The Silent Hill series has complex lore and an insanely detailed backstory, and this is a big part of why the franchise attracts such a passionate and devoted fanbase. However, that commitment can sometimes boil over into more questionable activity, and that's something that former series producer Tomm Hulett has discussed recently on Simon Parkin's excellent My Perfect Console podcast.
Hulett had a role on Silent Hill: Origins as an associate producer and was a producer credit on Silent Hill: Shattered Memories, Silent Hill: Book of Memories and Silent Hill: Downpour. While he says it was an "exciting" time to have joined Konami, "the weight of what was going on and the negative response hit me during Downpour's development" when an internet documentary went live that "made a lot of false claims and a lot of assumptions and that came out while I was in the Czech Republic with the developer... and that was kind of a depressing trip from then on."
Hulett refuses to call out the creator of the video, but reveals that it was intended to undermine the Western-made Silent Hill games, which some fans still don't see as 'true' successors to the Japan-made originals. Both Hulett and Sam Barlow (director of both Origins and Shattered Memories) are mentioned by name, which resulted in horrific online harassment.
"That video made enough waves that you had smaller YouTubers jumping on it," he recalls. "So a lot of them would do impressions of me, or make me a character like, 'this is this is how Tomm Hullet wakes up in the morning', and some guy would be doing a bunch of dumb stuff, and then he'd have Silent Hill on the toilet paper roll or whatever, claiming that I wanted to destroy the series... [that] I was making bad decisions on purpose."
It got worse than that, remarkably. "Konami also would get death threats," Hulett continues. "My wife was the head of customer support. If people play Shattered Memories and you dial Konami's customer support number, you're actually hearing my wife read a message that we recorded. So you're getting the authentic customer support experience. But she was like the brunt of getting all these death threats. I wouldn't see them, but my wife would."
The backlash got so bad that it ruined what should have been a proud moment for Hulett; he was invited to the premiere of the 2012 movie adaptation Silent Hill: Revelation but was unable to share the red carpet with his wife. "They were going to let me walk the red carpet, and she said, 'I'm not taking any pictures. I don't want any of these people to know what I look like.' So I got to walk a red carpet for the only time in my life [but] my wife couldn't join me because she was afraid of the backlash of the fans. So that's a little depressing."
Another episode involved Silent Hill HD Collection, which Hulett himself admits "was not a product that turned out great." During the development of the collection, his wife underwent surgery, so he took time off to support her recovery, but not before leaving Konami with a list of things that needed to be addressed before the product shipped. For whatever reason, his suggestions were ignored, and the pack launched in a pretty bad state.

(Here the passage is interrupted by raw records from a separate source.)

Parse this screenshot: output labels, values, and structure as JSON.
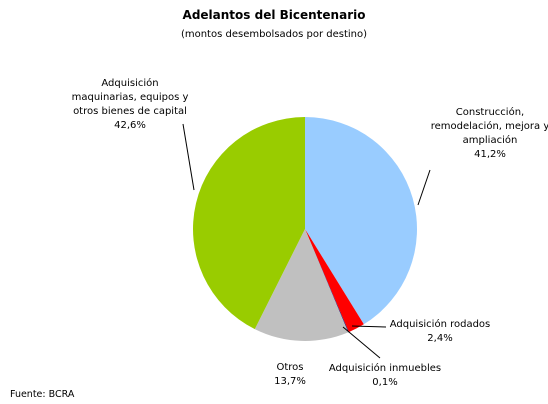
{
  "chart_data": {
    "type": "pie",
    "title": "Adelantos del Bicentenario",
    "subtitle": "(montos desembolsados por destino)",
    "categories": [
      "Construcción,\nremodelación, mejora y\nampliación",
      "Adquisición rodados",
      "Adquisición inmuebles",
      "Otros",
      "Adquisición\nmaquinarias, equipos y\notros bienes de capital"
    ],
    "values": [
      41.2,
      2.4,
      0.1,
      13.7,
      42.6
    ],
    "value_labels": [
      "41,2%",
      "2,4%",
      "0,1%",
      "13,7%",
      "42,6%"
    ],
    "colors": [
      "#99ccff",
      "#ff0000",
      "#1f1f7a",
      "#c0c0c0",
      "#99cc00"
    ],
    "source": "Fuente: BCRA"
  }
}
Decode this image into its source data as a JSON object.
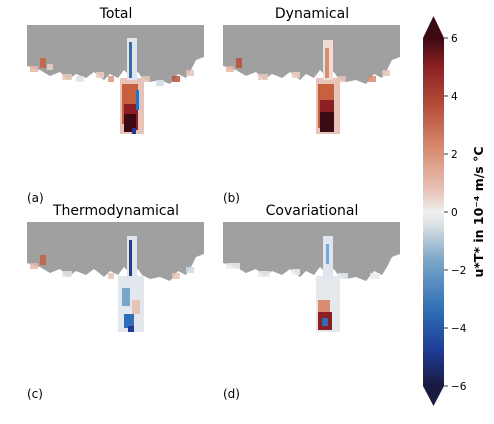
{
  "panels": [
    {
      "id": "total",
      "title": "Total",
      "label": "(a)"
    },
    {
      "id": "dynamical",
      "title": "Dynamical",
      "label": "(b)"
    },
    {
      "id": "thermodynamical",
      "title": "Thermodynamical",
      "label": "(c)"
    },
    {
      "id": "covariational",
      "title": "Covariational",
      "label": "(d)"
    }
  ],
  "colorbar": {
    "label": "u*T* in 10⁻⁴ m/s °C",
    "ticks": [
      6,
      4,
      2,
      0,
      -2,
      -4,
      -6
    ],
    "tick_labels": [
      "6",
      "4",
      "2",
      "0",
      "−2",
      "−4",
      "−6"
    ],
    "range": [
      -6,
      6
    ],
    "extend": "both",
    "colormap": "balance (dark blue → white → dark red)"
  },
  "colors": {
    "land": "#a0a0a0",
    "cmap_stops": [
      "#1a1a40",
      "#1f3b95",
      "#2f6fb7",
      "#7aa6c9",
      "#d9dfe3",
      "#f0f0f0",
      "#e8c4b8",
      "#d98c72",
      "#b8503b",
      "#8c1f23",
      "#3c0a12"
    ]
  },
  "chart_data": {
    "type": "heatmap",
    "panels": [
      "Total",
      "Dynamical",
      "Thermodynamical",
      "Covariational"
    ],
    "value_range": [
      -6,
      6
    ],
    "units": "10^-4 m/s °C"
  }
}
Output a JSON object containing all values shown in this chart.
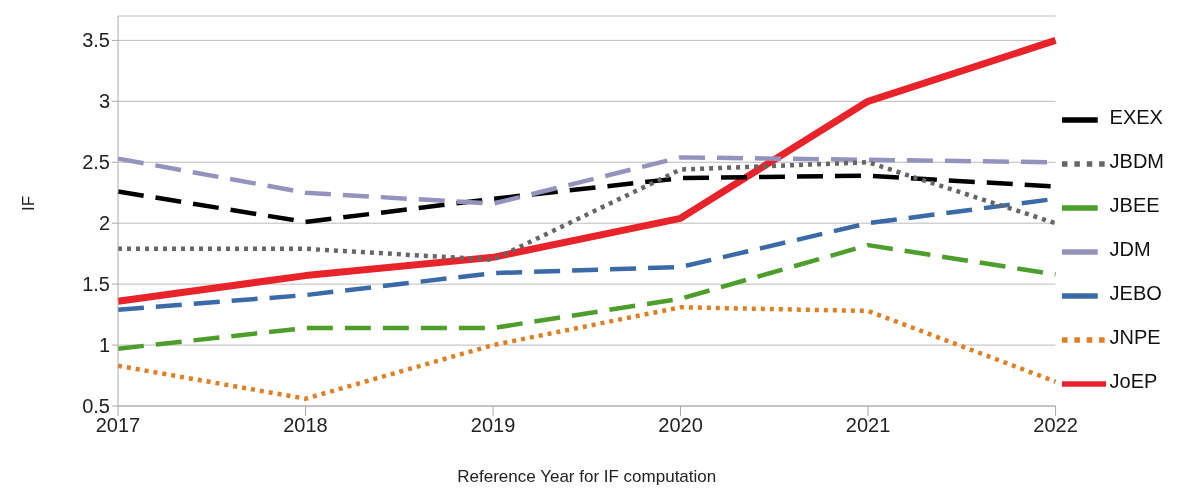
{
  "chart_data": {
    "type": "line",
    "xlabel": "Reference Year for IF computation",
    "ylabel": "IF",
    "categories": [
      "2017",
      "2018",
      "2019",
      "2020",
      "2021",
      "2022"
    ],
    "ylim": [
      0.5,
      3.7
    ],
    "yticks": [
      0.5,
      1,
      1.5,
      2,
      2.5,
      3,
      3.5
    ],
    "grid": "y",
    "legend": "right",
    "marker": "none",
    "series": [
      {
        "name": "JoEP",
        "color": "#e8232a",
        "line_style": "solid",
        "values": [
          1.36,
          1.57,
          1.72,
          2.04,
          3.0,
          3.5
        ]
      },
      {
        "name": "EXEX",
        "color": "#000000",
        "line_style": "dashed",
        "values": [
          2.26,
          2.01,
          2.2,
          2.37,
          2.39,
          2.3
        ]
      },
      {
        "name": "JEBO",
        "color": "#3a6aa8",
        "line_style": "dashed",
        "values": [
          1.29,
          1.41,
          1.59,
          1.64,
          2.0,
          2.2
        ]
      },
      {
        "name": "JBEE",
        "color": "#4d9e2a",
        "line_style": "dashed",
        "values": [
          0.97,
          1.14,
          1.14,
          1.38,
          1.82,
          1.58
        ]
      },
      {
        "name": "JNPE",
        "color": "#e07e22",
        "line_style": "dotted",
        "values": [
          0.83,
          0.56,
          1.0,
          1.31,
          1.28,
          0.7
        ]
      },
      {
        "name": "JDM",
        "color": "#9393bd",
        "line_style": "dashed",
        "values": [
          2.53,
          2.25,
          2.16,
          2.54,
          2.52,
          2.5
        ]
      },
      {
        "name": "JBDM",
        "color": "#666666",
        "line_style": "dotted",
        "values": [
          1.79,
          1.79,
          1.7,
          2.44,
          2.5,
          2.0
        ]
      }
    ]
  }
}
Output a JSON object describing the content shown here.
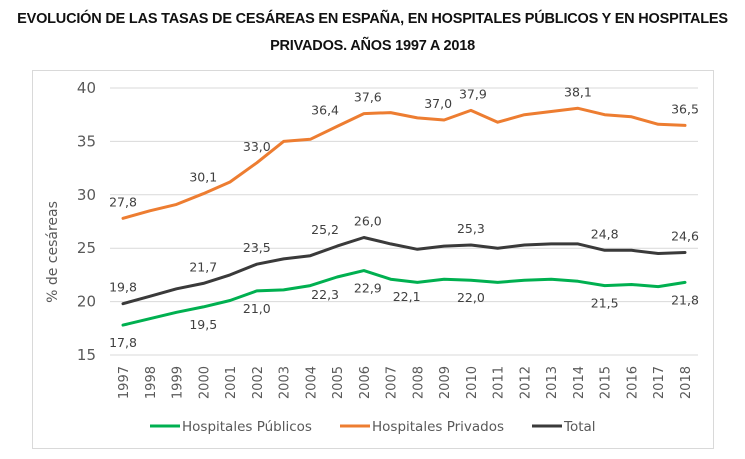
{
  "title_line1": "EVOLUCIÓN DE LAS TASAS DE CESÁREAS EN ESPAÑA, EN HOSPITALES PÚBLICOS Y EN HOSPITALES",
  "title_line2": "PRIVADOS. AÑOS 1997 A 2018",
  "chart_data": {
    "type": "line",
    "title": "EVOLUCIÓN DE LAS TASAS DE CESÁREAS EN ESPAÑA, EN HOSPITALES PÚBLICOS Y EN HOSPITALES PRIVADOS. AÑOS 1997 A 2018",
    "xlabel": "",
    "ylabel": "% de cesáreas",
    "ylim": [
      15,
      40
    ],
    "yticks": [
      15,
      20,
      25,
      30,
      35,
      40
    ],
    "grid": true,
    "legend_position": "bottom",
    "x": [
      "1997",
      "1998",
      "1999",
      "2000",
      "2001",
      "2002",
      "2003",
      "2004",
      "2005",
      "2006",
      "2007",
      "2008",
      "2009",
      "2010",
      "2011",
      "2012",
      "2013",
      "2014",
      "2015",
      "2016",
      "2017",
      "2018"
    ],
    "series": [
      {
        "name": "Hospitales Públicos",
        "color": "#00b050",
        "values": [
          17.8,
          18.4,
          19.0,
          19.5,
          20.1,
          21.0,
          21.1,
          21.5,
          22.3,
          22.9,
          22.1,
          21.8,
          22.1,
          22.0,
          21.8,
          22.0,
          22.1,
          21.9,
          21.5,
          21.6,
          21.4,
          21.8
        ],
        "labels": [
          {
            "index": 0,
            "text": "17,8",
            "pos": "below"
          },
          {
            "index": 3,
            "text": "19,5",
            "pos": "below"
          },
          {
            "index": 5,
            "text": "21,0",
            "pos": "below"
          },
          {
            "index": 8,
            "text": "22,3",
            "pos": "below"
          },
          {
            "index": 9,
            "text": "22,9",
            "pos": "below"
          },
          {
            "index": 10,
            "text": "22,1",
            "pos": "below"
          },
          {
            "index": 13,
            "text": "22,0",
            "pos": "below"
          },
          {
            "index": 18,
            "text": "21,5",
            "pos": "below"
          },
          {
            "index": 21,
            "text": "21,8",
            "pos": "below"
          }
        ]
      },
      {
        "name": "Hospitales Privados",
        "color": "#ed7d31",
        "values": [
          27.8,
          28.5,
          29.1,
          30.1,
          31.2,
          33.0,
          35.0,
          35.2,
          36.4,
          37.6,
          37.7,
          37.2,
          37.0,
          37.9,
          36.8,
          37.5,
          37.8,
          38.1,
          37.5,
          37.3,
          36.6,
          36.5
        ],
        "labels": [
          {
            "index": 0,
            "text": "27,8",
            "pos": "above"
          },
          {
            "index": 3,
            "text": "30,1",
            "pos": "above"
          },
          {
            "index": 5,
            "text": "33,0",
            "pos": "above"
          },
          {
            "index": 8,
            "text": "36,4",
            "pos": "above"
          },
          {
            "index": 9,
            "text": "37,6",
            "pos": "above"
          },
          {
            "index": 12,
            "text": "37,0",
            "pos": "above"
          },
          {
            "index": 13,
            "text": "37,9",
            "pos": "above"
          },
          {
            "index": 17,
            "text": "38,1",
            "pos": "above"
          },
          {
            "index": 21,
            "text": "36,5",
            "pos": "above"
          }
        ]
      },
      {
        "name": "Total",
        "color": "#3a3a3a",
        "values": [
          19.8,
          20.5,
          21.2,
          21.7,
          22.5,
          23.5,
          24.0,
          24.3,
          25.2,
          26.0,
          25.4,
          24.9,
          25.2,
          25.3,
          25.0,
          25.3,
          25.4,
          25.4,
          24.8,
          24.8,
          24.5,
          24.6
        ],
        "labels": [
          {
            "index": 0,
            "text": "19,8",
            "pos": "above"
          },
          {
            "index": 3,
            "text": "21,7",
            "pos": "above"
          },
          {
            "index": 5,
            "text": "23,5",
            "pos": "above"
          },
          {
            "index": 8,
            "text": "25,2",
            "pos": "above"
          },
          {
            "index": 9,
            "text": "26,0",
            "pos": "above"
          },
          {
            "index": 13,
            "text": "25,3",
            "pos": "above"
          },
          {
            "index": 18,
            "text": "24,8",
            "pos": "above"
          },
          {
            "index": 21,
            "text": "24,6",
            "pos": "above"
          }
        ]
      }
    ]
  }
}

"There was a huge backlash," Hulett says. "I said, hey, what can we do to get ahead of this, it seems really bad, so they sent me my copy of the game, the retail copy, and I got permission from my wife to play it while she was finishing her recovery. I was gonna make a list of what we could patch; it was actually like the same list of things that I'd already made before I left. I don't know why they didn't get fixed. I don't know if it was a conscious decision. I don't know if my original list blew up somewhere, but it was like, oh my gosh, I know how bad this is, because I already made this list. [This was] in my vacation time. My wife was again taking it on the chin a little bit for the sake of the series. That was probably the worst moment."
Again, Hulett became the focal point for unrest about the state of the HD Collection. "I was on NeoGAF trying to engage as much as I could professionally. I'm trying to be upfront. I know we can't be transparent, but I'm trying to be as transparent as we can be, and it just wasn't ever met with understanding or slack. It was just like, 'this guy sucks, it's all his fault, why is he doing this on purpose, let's figure it out.' So that was that."
Hulett, who has also worked on titles such as Contra 4, Contra: Operation Galuga, Bloodstained: Ritual of the Night and The Mummy Demastered, doesn't think the higher-ups at companies like Konami understand how blowback of this kind can impact developers.
"I just don't think they got the gravity of it... I've always wanted to be upfront with representing my games... marketing people [are] responsible for a bunch of games. So Konami's releasing like Metal Gear, Silent Hills, Castlevanias, all these things, and so the guy that represents all those things is only gonna know so much about Silent Hill. And it's a series with so much lore... Konami let me be up in front and do events and things, which was great. But no one that really understood like, wait, if we put Tomm out in front and these people are hating on the series, this is actually a person getting the brunt of this. He's then the figurehead."